Adam Busiello was competing in packed arenas before most other wrestlers even made their varsity teams.
Busiello showed unlimited potential as a youth wrestler and was introduced to the big stage as a sixth-grader at the prestigious Super 32 tournament at Greensboro Coliseum in North Carolina. Before he made his first appearance in a New York State title match he already had two middle-school Super 32 titles under his belt.
He hasn’t stopped winning since. The Eastport-South Manor junior now has three state titles and won his sixth Super 32 championship in October.
“Wrestling in the Super 32 really helped me prepare for wrestling in a big arena at states,” Busiello said. “Winning three times in high school is special but I try to just take each one as it comes. It’s very humbling.”
No wrestler has ever won four Super 32 titles in the high school division.
“That tournament has so many different implications,” Eastport-South Manor coach Nick Garone said. “He trains for that every year and tries to peak. It’s such a tough tournament and has such talent that it’s like winning a national title. All the preseason high-school rankings that come out are predicated on that tournament.”
It was easy for Garone, who has known Busiello since he was six, to realize he had something special.
“Sometimes when you’re at that age and level you’re doing basic stuff and just tougher or bigger and stronger,” Garone said. “But when you watched him as a youth wrestler he was doing things that were pretty jaw-dropping. When he was eight or nine years old he looked like he had been through a high-school season already.”
Busiello, who has wrestled at the lower weights, is looking to become just the fifth Long Island wrestler and the third from Suffolk to win four state titles.
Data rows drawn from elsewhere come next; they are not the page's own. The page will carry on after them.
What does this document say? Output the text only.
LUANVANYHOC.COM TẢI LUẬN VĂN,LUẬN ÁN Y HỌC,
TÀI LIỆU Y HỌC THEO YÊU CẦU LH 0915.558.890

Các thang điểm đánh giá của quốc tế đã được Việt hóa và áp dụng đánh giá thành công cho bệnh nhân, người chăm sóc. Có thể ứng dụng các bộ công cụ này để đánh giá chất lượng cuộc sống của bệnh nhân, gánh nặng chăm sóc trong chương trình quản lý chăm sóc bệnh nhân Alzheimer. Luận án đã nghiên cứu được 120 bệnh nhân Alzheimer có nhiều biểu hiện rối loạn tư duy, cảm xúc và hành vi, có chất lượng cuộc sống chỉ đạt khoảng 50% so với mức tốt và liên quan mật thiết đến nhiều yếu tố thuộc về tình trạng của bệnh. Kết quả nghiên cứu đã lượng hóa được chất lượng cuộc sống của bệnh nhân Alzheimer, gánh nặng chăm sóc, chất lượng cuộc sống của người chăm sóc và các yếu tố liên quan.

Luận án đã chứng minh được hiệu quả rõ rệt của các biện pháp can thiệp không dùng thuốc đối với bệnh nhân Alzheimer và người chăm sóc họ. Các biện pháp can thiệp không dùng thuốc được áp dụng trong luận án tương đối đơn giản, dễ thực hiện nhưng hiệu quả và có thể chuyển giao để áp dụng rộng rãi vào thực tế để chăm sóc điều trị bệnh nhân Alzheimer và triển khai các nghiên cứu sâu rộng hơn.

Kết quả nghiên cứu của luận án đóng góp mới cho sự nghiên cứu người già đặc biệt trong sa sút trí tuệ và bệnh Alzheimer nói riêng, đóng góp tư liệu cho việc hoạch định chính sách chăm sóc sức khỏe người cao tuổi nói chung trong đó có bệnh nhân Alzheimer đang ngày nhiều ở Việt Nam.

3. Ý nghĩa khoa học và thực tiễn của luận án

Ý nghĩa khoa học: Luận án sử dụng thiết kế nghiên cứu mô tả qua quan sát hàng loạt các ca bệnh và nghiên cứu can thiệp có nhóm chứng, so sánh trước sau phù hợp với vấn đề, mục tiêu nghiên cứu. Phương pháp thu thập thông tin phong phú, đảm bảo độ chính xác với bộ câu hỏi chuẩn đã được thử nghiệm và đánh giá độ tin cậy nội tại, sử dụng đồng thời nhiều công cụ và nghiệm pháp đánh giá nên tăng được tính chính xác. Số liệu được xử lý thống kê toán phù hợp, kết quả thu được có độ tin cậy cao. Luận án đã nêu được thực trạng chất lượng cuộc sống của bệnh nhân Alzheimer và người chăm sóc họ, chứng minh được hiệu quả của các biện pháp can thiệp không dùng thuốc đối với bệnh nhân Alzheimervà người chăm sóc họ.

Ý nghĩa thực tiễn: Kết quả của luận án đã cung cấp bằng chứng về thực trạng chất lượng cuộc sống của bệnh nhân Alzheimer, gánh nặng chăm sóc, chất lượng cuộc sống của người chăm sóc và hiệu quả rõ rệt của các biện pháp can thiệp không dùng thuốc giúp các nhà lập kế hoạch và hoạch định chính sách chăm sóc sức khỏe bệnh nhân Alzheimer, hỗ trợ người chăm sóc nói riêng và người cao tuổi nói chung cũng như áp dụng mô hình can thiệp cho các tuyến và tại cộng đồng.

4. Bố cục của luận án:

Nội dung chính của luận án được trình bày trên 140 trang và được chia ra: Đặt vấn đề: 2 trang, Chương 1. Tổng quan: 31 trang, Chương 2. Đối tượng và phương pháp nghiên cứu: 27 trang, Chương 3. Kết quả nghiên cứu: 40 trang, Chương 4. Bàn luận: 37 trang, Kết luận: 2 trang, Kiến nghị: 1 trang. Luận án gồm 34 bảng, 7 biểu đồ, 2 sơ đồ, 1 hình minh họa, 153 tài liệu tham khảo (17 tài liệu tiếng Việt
Among them is Long Beach senior Jacori Teemer, who could become the first to win five this season.
“I do think about the history of it,” Busiello said. “Those guys made their mark and I want to make my own. It would be really humbling to put my name next to theirs.”
Busiello does his best to not get too far ahead of himself as he ramps up his training to be in top form again in February for the county and state tournaments.
“All the great wrestlers are able to peak when it really counts,” Garone said. “It’s not just technique or talent, but learning how to make weight, learning how to peak — all those things are wrapped around the concept of who is the best. And he has it all.”
He went 47-1 last season and has a record of 195-8 in his four years on varsity.
“Sometimes I can’t even believe how old he is because you look at him and he’s so mature and has so much composure and poise like a college wrestler would,” Garone said. “He really is a phenom. If there’s any other word you can use for an athlete or a musician or someone in academics that can do special things — he’s that.”